Special Topics: Autoimmune Gastritis and Gastric Epithelial Polyps (five recommendations):

• H pylori testing using nonserologic methods, eradication treatment if positive, and confirmation of eradication in patients with autoimmune gastritis (low quality of evidence, strong recommendation).
• Individualized surveillance may be considered for autoimmune gastritis because of an increased risk of type 1 neuroendocrine tumors and possible GC risk (low quality of evidence, conditional recommendation).
• Endoscopic resection of all gastric adenomas, regardless of size, with surgical referral if endoscopic resection not feasible (low quality of evidence, conditional recommendation).
• No recommendation on endoscopic resection of hyperplastic polyps greater than 10 mm (insufficient evidence, no recommendation).
• Systematic gastric biopsies of surrounding flat mucosa in patients with gastric epithelial polyps (excluding fundic gland polyps) as a result of high prevalence of GPMC, H pylori, and autoimmune gastritis (very low quality of evidence, conditional recommendation).

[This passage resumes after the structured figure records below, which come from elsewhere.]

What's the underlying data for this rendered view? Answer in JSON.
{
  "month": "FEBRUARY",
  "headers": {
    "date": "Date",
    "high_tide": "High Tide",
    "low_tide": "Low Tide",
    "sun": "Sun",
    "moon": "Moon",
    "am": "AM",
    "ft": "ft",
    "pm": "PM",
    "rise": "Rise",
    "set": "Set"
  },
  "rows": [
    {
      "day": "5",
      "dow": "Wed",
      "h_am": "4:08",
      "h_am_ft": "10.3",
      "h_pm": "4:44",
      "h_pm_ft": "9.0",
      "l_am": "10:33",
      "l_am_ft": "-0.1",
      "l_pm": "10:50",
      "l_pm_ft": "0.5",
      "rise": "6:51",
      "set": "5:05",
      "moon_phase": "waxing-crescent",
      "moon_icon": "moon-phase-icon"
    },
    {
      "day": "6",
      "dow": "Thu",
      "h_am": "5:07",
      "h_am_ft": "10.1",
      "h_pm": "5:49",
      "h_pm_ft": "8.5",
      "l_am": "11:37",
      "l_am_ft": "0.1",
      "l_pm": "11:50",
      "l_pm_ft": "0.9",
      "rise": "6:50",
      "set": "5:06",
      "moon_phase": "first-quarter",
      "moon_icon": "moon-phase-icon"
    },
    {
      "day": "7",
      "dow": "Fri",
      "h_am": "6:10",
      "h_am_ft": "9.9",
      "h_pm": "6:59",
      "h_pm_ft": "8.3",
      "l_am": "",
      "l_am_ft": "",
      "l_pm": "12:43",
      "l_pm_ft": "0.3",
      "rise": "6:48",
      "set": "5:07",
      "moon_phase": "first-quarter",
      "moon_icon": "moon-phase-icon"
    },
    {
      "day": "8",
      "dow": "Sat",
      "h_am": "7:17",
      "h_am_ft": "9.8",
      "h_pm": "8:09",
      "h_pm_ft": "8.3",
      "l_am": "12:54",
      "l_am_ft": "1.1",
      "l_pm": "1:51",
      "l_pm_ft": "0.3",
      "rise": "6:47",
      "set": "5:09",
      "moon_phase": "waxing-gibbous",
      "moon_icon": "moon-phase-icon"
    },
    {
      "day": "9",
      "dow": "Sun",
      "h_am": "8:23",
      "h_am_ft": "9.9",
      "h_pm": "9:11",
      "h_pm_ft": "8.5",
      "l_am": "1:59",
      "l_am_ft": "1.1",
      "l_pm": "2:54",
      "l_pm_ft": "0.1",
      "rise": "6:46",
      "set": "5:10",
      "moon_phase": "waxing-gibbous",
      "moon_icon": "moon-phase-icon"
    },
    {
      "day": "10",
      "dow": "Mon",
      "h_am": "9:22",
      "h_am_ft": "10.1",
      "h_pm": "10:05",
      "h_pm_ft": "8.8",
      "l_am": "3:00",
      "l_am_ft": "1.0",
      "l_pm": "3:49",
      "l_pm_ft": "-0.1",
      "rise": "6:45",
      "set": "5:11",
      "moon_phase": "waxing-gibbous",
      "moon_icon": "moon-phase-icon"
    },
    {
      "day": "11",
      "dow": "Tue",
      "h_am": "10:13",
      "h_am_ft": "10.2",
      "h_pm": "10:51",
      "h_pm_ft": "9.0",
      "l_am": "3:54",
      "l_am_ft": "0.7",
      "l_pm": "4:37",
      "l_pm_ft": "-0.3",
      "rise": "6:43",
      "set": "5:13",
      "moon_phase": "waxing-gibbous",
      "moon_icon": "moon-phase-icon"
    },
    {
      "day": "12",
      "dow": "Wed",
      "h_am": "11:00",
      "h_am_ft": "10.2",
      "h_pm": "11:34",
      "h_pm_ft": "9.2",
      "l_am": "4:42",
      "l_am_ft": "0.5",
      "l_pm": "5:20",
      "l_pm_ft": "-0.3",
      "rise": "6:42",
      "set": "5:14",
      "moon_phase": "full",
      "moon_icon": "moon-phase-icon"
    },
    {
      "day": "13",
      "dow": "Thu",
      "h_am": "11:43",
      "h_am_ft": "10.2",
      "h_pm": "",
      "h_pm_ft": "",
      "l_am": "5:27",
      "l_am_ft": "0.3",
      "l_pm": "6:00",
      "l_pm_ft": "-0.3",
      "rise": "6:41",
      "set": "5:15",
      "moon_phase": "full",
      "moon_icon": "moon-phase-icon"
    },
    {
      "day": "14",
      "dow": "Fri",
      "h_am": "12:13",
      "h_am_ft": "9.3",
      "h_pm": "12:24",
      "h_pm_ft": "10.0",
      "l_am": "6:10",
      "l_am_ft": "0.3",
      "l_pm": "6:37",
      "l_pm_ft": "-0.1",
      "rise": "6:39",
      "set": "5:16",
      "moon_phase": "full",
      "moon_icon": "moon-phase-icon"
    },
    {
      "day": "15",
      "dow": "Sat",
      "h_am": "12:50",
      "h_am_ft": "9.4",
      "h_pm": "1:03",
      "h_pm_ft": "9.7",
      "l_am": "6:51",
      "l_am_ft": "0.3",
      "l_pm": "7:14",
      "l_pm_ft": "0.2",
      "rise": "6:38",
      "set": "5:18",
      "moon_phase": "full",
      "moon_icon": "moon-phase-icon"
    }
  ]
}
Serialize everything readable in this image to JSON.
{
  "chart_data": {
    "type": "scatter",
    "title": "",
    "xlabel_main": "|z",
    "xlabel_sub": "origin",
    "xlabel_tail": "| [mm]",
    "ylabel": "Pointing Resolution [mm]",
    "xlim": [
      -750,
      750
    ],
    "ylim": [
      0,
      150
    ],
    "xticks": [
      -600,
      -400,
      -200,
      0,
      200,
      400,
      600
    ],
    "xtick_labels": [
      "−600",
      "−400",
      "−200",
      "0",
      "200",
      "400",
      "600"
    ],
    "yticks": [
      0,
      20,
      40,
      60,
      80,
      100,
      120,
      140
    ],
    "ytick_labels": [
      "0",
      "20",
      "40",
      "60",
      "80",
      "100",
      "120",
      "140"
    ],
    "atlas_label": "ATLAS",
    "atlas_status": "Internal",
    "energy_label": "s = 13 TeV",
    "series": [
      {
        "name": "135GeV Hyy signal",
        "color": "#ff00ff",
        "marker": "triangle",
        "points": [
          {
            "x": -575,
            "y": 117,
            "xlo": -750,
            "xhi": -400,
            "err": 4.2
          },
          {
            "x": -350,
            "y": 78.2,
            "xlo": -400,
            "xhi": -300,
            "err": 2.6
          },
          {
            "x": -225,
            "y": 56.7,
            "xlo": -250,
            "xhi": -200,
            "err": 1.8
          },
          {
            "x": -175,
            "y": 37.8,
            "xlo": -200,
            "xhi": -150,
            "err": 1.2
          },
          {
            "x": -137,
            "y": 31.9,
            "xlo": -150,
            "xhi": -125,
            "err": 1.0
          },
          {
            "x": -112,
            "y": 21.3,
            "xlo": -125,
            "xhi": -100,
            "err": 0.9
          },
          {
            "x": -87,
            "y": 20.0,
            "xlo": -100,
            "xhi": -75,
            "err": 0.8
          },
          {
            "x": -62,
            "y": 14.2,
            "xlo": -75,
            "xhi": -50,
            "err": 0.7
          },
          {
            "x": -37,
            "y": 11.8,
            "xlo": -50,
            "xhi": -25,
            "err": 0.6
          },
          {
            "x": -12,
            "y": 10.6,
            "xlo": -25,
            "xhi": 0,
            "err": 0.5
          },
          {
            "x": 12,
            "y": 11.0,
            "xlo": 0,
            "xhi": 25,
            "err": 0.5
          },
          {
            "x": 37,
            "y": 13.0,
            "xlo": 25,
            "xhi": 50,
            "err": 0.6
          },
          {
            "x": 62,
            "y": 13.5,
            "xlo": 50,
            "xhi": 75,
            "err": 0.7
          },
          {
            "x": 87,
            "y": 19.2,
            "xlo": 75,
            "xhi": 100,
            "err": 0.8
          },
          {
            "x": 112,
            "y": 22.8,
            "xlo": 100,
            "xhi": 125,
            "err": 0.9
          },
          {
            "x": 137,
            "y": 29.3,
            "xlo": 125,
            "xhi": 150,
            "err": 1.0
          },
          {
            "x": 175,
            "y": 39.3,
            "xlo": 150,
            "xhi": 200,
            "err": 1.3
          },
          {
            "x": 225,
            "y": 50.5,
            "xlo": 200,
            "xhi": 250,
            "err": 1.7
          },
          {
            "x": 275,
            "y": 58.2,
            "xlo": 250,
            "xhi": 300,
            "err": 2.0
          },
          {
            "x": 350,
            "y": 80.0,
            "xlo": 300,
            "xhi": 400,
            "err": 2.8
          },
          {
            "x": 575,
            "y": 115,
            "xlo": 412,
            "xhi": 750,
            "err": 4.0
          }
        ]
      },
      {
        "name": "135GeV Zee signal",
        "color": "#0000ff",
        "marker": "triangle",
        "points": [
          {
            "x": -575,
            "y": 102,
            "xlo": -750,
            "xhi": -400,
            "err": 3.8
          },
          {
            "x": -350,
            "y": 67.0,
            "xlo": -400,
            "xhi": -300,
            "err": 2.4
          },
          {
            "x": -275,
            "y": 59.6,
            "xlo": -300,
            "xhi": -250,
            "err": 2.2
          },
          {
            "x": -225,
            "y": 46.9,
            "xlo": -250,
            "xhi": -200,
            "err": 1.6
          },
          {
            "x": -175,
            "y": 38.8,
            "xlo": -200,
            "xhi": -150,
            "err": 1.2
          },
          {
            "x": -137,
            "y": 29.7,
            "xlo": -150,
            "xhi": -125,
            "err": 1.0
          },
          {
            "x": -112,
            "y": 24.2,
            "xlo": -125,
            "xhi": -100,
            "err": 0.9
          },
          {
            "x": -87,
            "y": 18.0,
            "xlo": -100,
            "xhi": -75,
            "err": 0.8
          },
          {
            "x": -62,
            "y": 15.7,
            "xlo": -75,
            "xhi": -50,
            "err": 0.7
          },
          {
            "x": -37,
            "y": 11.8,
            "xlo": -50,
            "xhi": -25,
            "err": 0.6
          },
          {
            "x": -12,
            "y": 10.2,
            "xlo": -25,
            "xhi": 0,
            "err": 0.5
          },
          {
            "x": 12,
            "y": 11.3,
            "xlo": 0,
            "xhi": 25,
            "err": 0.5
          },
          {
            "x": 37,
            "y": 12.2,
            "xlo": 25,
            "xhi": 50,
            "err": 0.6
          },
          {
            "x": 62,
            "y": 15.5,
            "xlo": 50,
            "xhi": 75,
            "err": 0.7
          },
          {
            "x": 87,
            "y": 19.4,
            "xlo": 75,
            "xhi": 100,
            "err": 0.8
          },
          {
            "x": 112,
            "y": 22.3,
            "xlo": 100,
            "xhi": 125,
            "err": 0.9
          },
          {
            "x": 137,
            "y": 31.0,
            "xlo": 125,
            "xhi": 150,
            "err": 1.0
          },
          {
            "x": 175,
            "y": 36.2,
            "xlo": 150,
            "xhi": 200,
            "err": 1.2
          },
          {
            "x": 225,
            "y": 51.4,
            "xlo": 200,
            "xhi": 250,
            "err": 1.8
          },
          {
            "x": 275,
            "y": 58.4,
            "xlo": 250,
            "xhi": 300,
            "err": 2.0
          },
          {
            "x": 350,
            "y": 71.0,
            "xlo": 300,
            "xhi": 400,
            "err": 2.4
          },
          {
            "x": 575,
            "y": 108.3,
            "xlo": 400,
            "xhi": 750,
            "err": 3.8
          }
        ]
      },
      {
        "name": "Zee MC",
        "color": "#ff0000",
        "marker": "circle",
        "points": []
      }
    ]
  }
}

The guidelines acknowledged limitations in the current evidence base, particularly from U.S. populations. The guideline authors noted: "Extensive high-quality data from U.S. populations regarding GPMC management are lacking, but continue to accrue, and the quality of evidence for the recommendations presented herein should be interpreted with this dynamic context in mind."

The panel outlined a broad research agenda that included high-quality prospective studies on opportunistic screening, refinement of risk stratification, development of biomarkers, implementation of training programs, and evaluation of intervention impacts on GC outcomes in the United States.

These guidelines represented a significant shift in U.S. clinical practice for gastric premalignant conditions. Their implementation aims to address the marked GC disparity affecting minority and immigrant populations by reducing cancer incidence, increasing detection of early-stage disease, and improving 5-year survival rates.

For clinicians, the guidelines may provide concrete targets for training and quality initiatives in the endoscopic management of GPMC, with potential to significantly improve outcomes for high-risk patients.

Conflict of interest disclosures can be found in the guidelines.